Textiles have a front and a back.
At least… that’s what we think.
In the exhibition Subtiel Textiel – voorbij de keerzijde at De Weverij in Evergem, that self-evident idea was thoroughly dismantled. Not only literally — by presenting works that can be viewed from multiple sides — but also mentally: how do we actually look at textiles, at art, at materials, at one another?
Curator and textile artist Lieve Vanmaele started from a simple yet sharp observation: we are used to looking at things from one side only. A painting has a front, a carpet has a “right” side, a room has a direction. But textiles resist that logic. They have structure, depth, permeability and tactility. They exist by virtue of layers.
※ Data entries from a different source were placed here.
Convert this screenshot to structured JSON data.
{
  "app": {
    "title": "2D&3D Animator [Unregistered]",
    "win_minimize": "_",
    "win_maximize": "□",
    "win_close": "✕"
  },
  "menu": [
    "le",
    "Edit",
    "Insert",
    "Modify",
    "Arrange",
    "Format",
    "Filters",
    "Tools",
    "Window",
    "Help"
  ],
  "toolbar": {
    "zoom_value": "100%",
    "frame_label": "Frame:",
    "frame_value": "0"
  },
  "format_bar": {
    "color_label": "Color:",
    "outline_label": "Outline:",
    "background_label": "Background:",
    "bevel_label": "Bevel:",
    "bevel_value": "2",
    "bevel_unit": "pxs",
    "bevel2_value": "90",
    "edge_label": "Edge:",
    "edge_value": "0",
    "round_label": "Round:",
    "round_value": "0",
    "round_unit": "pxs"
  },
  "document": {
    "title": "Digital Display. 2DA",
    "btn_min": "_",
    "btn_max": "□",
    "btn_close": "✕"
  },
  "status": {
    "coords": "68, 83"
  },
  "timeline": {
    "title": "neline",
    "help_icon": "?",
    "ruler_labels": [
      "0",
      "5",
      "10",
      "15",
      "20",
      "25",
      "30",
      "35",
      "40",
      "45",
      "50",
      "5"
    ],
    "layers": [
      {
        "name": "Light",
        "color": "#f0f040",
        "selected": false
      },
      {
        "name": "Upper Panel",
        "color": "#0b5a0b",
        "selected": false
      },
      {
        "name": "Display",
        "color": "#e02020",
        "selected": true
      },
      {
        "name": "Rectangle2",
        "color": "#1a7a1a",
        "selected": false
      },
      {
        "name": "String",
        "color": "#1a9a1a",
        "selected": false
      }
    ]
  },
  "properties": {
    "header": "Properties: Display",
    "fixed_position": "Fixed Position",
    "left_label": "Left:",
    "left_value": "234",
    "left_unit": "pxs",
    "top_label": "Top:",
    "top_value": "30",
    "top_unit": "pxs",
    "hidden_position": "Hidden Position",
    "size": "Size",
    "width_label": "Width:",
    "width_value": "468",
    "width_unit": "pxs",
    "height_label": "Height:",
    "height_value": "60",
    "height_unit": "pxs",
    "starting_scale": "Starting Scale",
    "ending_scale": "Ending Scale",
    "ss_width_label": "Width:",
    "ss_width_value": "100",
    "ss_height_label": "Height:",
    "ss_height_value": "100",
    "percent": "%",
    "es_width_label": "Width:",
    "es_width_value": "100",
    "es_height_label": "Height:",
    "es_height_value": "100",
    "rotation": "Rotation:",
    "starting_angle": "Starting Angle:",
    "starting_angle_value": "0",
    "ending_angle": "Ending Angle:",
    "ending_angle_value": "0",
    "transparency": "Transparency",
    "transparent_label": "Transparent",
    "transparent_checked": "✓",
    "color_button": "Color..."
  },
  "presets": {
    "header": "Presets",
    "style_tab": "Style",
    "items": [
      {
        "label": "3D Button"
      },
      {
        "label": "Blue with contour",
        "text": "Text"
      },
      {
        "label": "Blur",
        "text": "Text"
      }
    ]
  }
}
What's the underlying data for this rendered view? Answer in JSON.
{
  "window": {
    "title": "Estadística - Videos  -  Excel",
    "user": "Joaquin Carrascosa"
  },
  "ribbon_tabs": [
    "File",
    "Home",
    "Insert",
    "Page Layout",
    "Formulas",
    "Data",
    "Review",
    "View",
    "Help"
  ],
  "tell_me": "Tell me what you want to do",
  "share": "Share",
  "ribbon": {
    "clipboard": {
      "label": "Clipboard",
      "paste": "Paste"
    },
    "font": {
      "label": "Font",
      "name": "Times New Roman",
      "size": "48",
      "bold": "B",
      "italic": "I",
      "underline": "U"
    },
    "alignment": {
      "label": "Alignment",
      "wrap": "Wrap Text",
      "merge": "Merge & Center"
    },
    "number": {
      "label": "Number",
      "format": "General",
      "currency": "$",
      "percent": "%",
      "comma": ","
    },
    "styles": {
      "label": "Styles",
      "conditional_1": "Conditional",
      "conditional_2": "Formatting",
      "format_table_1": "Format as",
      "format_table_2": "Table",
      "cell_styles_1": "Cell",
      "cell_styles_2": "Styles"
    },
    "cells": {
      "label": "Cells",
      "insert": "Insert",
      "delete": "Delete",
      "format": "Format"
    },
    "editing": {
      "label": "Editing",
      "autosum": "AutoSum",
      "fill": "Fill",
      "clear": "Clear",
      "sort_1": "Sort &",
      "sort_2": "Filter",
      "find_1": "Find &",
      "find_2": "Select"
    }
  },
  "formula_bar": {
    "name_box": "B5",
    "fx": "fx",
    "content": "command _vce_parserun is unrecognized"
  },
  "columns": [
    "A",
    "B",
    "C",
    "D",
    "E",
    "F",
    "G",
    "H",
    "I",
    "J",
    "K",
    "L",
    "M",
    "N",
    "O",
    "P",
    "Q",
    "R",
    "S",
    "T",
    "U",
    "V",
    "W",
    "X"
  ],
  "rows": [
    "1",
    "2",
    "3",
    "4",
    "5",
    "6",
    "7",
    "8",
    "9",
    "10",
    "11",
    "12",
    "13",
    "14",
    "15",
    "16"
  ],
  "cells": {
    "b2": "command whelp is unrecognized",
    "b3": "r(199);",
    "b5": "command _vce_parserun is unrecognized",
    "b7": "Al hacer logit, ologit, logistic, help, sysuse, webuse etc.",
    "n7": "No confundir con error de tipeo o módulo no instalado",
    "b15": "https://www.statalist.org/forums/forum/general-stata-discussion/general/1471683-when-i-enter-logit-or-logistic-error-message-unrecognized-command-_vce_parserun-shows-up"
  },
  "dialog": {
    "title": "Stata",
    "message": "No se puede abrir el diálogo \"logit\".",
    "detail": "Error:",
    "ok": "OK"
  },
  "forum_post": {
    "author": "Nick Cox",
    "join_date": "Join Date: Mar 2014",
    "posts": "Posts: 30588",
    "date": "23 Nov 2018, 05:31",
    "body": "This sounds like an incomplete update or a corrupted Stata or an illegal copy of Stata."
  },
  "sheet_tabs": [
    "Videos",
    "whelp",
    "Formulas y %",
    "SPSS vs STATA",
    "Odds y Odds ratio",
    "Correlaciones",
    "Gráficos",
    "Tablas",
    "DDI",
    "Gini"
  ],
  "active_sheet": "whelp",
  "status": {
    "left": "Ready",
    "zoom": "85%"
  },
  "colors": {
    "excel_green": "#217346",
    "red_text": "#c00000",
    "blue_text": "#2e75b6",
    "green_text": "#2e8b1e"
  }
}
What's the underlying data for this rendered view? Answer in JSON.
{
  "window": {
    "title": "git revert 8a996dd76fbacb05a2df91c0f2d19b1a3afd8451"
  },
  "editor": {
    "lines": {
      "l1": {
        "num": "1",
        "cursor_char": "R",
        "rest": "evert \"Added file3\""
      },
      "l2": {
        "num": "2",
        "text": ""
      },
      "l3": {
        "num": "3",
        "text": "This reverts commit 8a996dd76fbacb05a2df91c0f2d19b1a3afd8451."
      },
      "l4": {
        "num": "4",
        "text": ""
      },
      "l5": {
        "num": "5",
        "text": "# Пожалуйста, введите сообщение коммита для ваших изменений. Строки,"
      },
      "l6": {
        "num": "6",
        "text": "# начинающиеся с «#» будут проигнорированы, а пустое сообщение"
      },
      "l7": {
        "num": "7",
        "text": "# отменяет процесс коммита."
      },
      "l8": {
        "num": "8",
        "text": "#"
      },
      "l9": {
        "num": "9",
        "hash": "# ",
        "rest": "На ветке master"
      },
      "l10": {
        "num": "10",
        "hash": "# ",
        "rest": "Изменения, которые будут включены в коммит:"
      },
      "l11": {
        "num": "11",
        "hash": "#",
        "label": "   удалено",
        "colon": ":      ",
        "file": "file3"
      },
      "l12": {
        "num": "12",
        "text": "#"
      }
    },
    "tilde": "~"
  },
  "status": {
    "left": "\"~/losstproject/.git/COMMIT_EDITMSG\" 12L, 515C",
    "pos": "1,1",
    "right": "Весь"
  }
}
And that became the starting point of this exhibition.
Space as fabric
Instead of opting for a classical display, Vanmaele chose a spatial intervention. Fine threads connected the works of six artists — Katrien Everaert, Trui Demarcke, Janne Gistelinck, Ina Hillewig, Mileen Malbrain and Hilde Windels — into a single whole. Not as decoration, but as a kind of architecture made of lines.
She described her role aptly as “subtly absent.”
The curator did not act as a director positioning artworks, but rather as a weaver making relationships visible. The exhibition was therefore not a collection of objects, but a field of tensions: light versus heavy, soft versus hard, nature versus technology, visible versus hidden.
Even sound had its place. Sound artist Eline Vanduyver (E_Mousai) created a soundscape built from recordings of weaving machines. The rhythm of labour, once purely functional, became audible as poetry — and at the same time as industry. Once again: two sides of the same reality.
Textile as thought, not technique
What stood out most was that none of the artists used textiles in a traditional way. It was hardly about clothing or decoration. It was about perception.
- Katrien Everaert explored grief and hope in layered works where sisal, paper and wax intersect. Her work reveals how emotions are never one-dimensional.
- Trui Demarcke worked around gravity: light and heavy appear not as opposites but as interconnected forces.
- Janne Gistelinck started from jacquard weaving and its binary code — the historical precursor of the computer — and intertwined images of body, landscape and technology into a new reality.
- Ina Hillewig used lint from worn clothing. Waste became memory: traces of bodies and time.
- Mileen Malbrain constructed a fictional laboratory in which iron wire and distorted yoghurt containers evoke new organisms — somewhere between plant and animal.
- Hilde Windels worked with flax as a skin between human and space, a material that captures light and makes architecture visible.
The common thread: textile was not merely a medium, but a way of thinking. It connected biology, technology, ecology and emotion.
Beyond the reverse side
The title turned out not to be a metaphor, but an invitation.
Walking around the works, it became clear that a back is never simply a back. Shadow became image. Transparency became form. What first appeared decorative gained meaning. Textile quite literally compelled the visitor to move — and to look differently.
And that may be the exhibition’s most important lesson:
textile is not about surface.
It is about relationships.
Between fibres.
Between materials.
Between people and space.
In an age in which we are used to scanning quickly and judging instantly, Subtiel Textiel reveals something strikingly contemporary: understanding only emerges when you dare to move around something — and examine its hidden side as well.
Or, as Oscar Wilde once put it, in a quote referenced in the exhibition:
“The pure and simple truth is rarely pure and never simple.”
Perhaps that is precisely what textiles have done for centuries: teach us that reality is woven, never flat.
And that looking is, in fact, a form of slow thinking.